Climate change doesn’t recognise international borders and action in this space is the responsibility of everyone – and Irish dairy needs to “step up and make a positive change” on this, according to Ornua CEO John Jordan.
Speaking to Agriland following the publication of the exporting giant’s 2020 financial results last week (Wednesday, April 21), Ornua CEO John Jordan commented on a range of topics.
Climate change challenge
Asked by Agriland about the topic of climate action and what Ornua is doing in this space, Jordan said:
“It’s hugely important on everyone’s agendas – and most importantly it’s on consumers’ agendas. Climate change doesn’t recognise international borders – so this is a responsibility for everybody.
“We are aligned and supportive of the climate action bill and that will bring in legal targets for us all to achieve.
“In Ireland, agriculture accounts for 35% of our greenhouse gas emissions – but I’m absolutely confident we at Ornua believe that Ornua, the co-ops and farmers together will step up and make a positive change here.”
Outlining his belief that nobody will shirk their responsibilities in terms of reaching those targets, the CEO cautioned: “We do need support, we need scientific help, we need investment, we need government support and we need to do this collectively.
“I would say, however, that it’s important to remember that Ireland is the most carbon-efficient producer of dairy products in the world.
“If there’s global trade of dairy, it goes back to climate change and the climate agenda not recognising borders.
“If it’s not produced in Ireland, the risk is it’s produced somewhere else. If you think of some of the big farm feedlots around the world, it makes far more sense to produce that dairy on Irish family farms, off a grass-based system where 90% of the water utilisation comes from rain.
“What are the alternatives – produce it in southern California?
“Other people talk of ‘alternative products’; I give the example of almond milk, or more appropriately almond juice – 80% of the world’s almonds are produced in California, which is in essence almost in desert conditions,” he continued.
“It takes almost 6,000L of water to produce 1L of almond juice – that’s not a sustainable alternative.
“The last comment I’d make, and this is one I’ve heard somebody else say: Irish farmers and their families are the original conservationists.
“They’re the original environmentalists – it’s in their interests that long-term, they have a business that is sustainable, that is viable and credible. And that’s about the land and the environment.
“I don’t think there’s anybody else who would take greater pride and responsibility in making change in line with whatever needs to be done,” the CEO asserted.
Quizzed by Agriland if he believes there are any short-term targets or actions that the dairy sector should be looking at, Jordan said:
“I think everybody needs to take some responsibility. In Ornua, if you look at the last five years, we’ve reduced our total emissions by 25% from 2016 to 2020.

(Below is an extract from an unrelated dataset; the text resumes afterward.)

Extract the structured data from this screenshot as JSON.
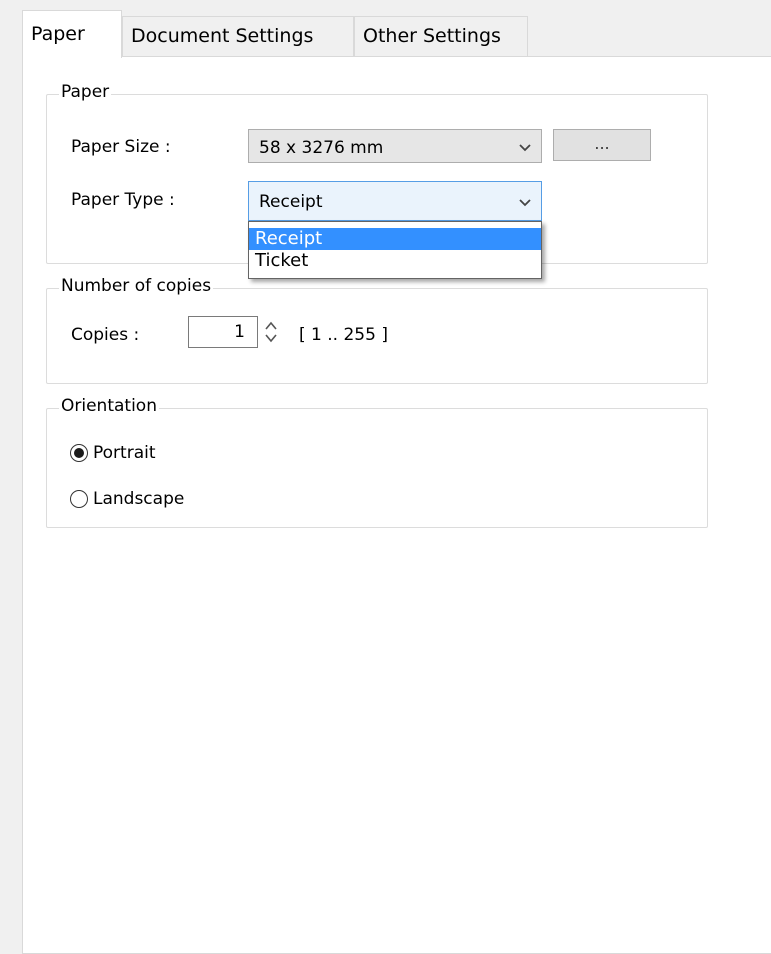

“We’ve reduced our carbon intensity, which is the carbon per tonne of product, by 38%. And if you look at 2019 versus 2020, we’ve reduced our food waste by 29%.
“Are they big numbers in the overall scheme of things? Maybe they’re not – but it’s important that we all take responsibility.
“We all start to move the needle, and when you combine those collective actions, you start to see real change,” Jordan concluded.